My laptop (an HP with an i3 chip) overheats like crazy every time I run a resource heavy process (like a large compilation, extracting large tarballs or ... playing Flash).

I am currently looking into some cooling solutions but got the idea of limiting global CPU consumption. I figured that if the CPU is capped, chances are the temperature will stop increasing frantically, and I'm willing to sacrifice a little performance in order to get the job done.

  1. Am I wrong in my reasoning?
  2. How can I proceed to cap the CPU usage overall?

If it helps, I'm running Debian.

  • I believe you can do this with cgroups, leaving this here as a pointer instead of an answer because I'm not sure, and I'm not sure how exactly...
    – derobert
    Commented Aug 20, 2013 at 14:29
  • You can try to use cgroups. Here is quesiton with similar problem: unix.stackexchange.com/questions/14537/… Commented Jun 1, 2014 at 13:12

6 Answers 6


Another alternative that hasn't been mentioned is cpufrequtils, which I have installed and used on my laptop with Debian 6. It allows you to change the algorithm (governor, in cpufrequtils terminology) that the kernel uses to scale the clock rate up and down in response to load - in particular, the userspace governor allows you to lock the frequency at something of your choosing (of course the CPU needs to be capable of running at this speed).

I've used it to lock an Atom at 800MHz instead of 1.6GHz, for example.

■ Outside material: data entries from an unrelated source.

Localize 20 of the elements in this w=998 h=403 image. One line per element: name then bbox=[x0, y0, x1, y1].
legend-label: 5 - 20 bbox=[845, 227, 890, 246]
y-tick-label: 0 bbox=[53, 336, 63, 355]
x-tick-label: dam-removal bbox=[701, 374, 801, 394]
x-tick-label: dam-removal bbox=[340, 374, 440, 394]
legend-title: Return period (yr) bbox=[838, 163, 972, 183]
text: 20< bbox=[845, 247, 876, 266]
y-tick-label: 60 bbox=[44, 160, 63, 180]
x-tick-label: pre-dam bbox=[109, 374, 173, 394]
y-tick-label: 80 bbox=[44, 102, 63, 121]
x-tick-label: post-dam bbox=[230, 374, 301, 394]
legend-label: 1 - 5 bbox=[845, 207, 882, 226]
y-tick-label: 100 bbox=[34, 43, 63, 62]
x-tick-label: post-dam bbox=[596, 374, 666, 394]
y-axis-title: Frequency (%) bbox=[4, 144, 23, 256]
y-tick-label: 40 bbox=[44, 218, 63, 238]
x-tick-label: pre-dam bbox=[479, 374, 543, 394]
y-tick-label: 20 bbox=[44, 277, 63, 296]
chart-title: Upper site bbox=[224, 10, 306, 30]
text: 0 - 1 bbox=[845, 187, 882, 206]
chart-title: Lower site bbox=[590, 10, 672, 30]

It's very easy to use.


I don't know that limiting CPU to the whole system is something that's possible without a lot of hacking, but you can easily limit the amount of CPU used by a single process using cpulimit

The only way I can think of you being able to use this effectively is writing a wrapper script (can't really call it a script, it's so small) for the applications which you know are resource hogs. Say for example, you find google-chrome uses a lot of CPU, you could replace the google-chrome binary in your path with something like:

#! /bin/bash
cpulimit --limit 70 /usr/bin/google-chrome-bin

I haven't tested this so take it with a grain of salt. From cpulimit's website, it seems like you might be able to set rules for cpu limits on different applications. I'm not sure, you'd have to take a look.


You can limit your CPU cores automatically based on temperature using the script temp_throttle. It can run in the background while you focus on more important things. An example on how to run:

sudo ./temp_throttle.sh 80 # Will limit CPU cores when 80C is reached.

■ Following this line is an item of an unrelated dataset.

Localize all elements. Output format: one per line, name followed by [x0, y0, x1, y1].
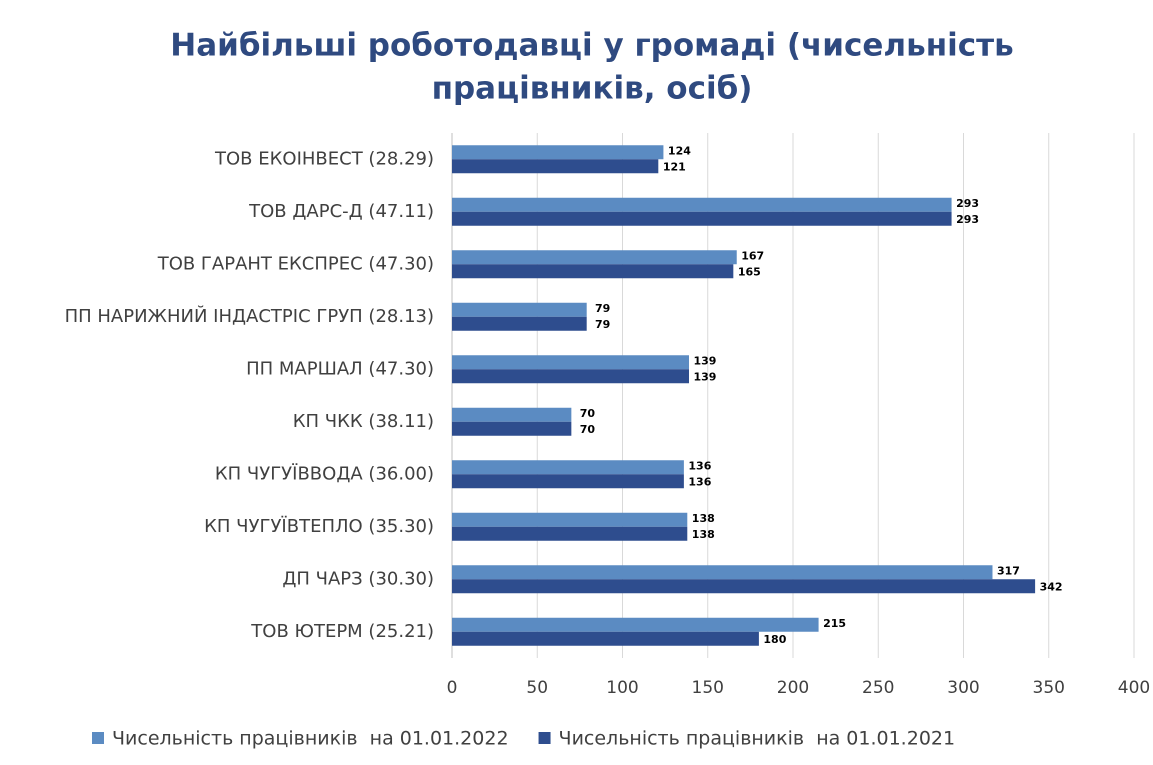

*Disclaimer- I am the author and maintainer of temp_throttle*


Go into bios and underclock the cpu. - No need for cleverness.

  • What about for BIOSes which do not support underclocking?
    – daboross
    Commented Jan 26, 2017 at 4:27
  • 1
    use cgroups, but tbh i've not seen a bios that cant change the frequency settings ever.
    – Sirex
    Commented Jan 28, 2017 at 0:03
  • My (admittedly pretty badly built) alienware m14x r1 laptop doesn't have such setting, nothing much available for changing in the bios besides boot order and system time.
    – daboross
    Commented Jan 28, 2017 at 8:26

There is no need to change the governor, you just need to change the value of /sys/devices/system/cpu/*/cpufreq/scaling_max_freq for each cpu core.

E.g. with this for loop:

for f in /sys/devices/system/cpu/*/cpufreq/scaling_max_freq; do
    sudo sh -c "echo $1 > $f" 

see also my setcpu script.

(original commands found here)


You can use renice to alter the priority of the process by process or group id. From the examples for renice:

  1. Adjust the nice value so that process IDs 987 and 32 would have a lower nice value:

    renice -n 5 -p 987 32

  2. Adjust the nice value so that group IDs 324 and 76 would have a higher nice value, if the user has the appropriate privileges to do so:

    renice -n -4 -g 324 76

  3. Adjust the nice value so that numeric user ID 8 and user sas would have a lower nice value: renice -n 4 -u 8 sas

  • 4
    Only a additional note to the answer: renice, nice or other similar tools will not effect in the temperature of the CPU, the problematic process will continue eating the CPU cycles. Commented Aug 23, 2011 at 2:35
  • 2
    Nice and renice won't cap the CPU consumption. They simply set priorities. If nothing else is running at the same time, process will still consume all the processing power.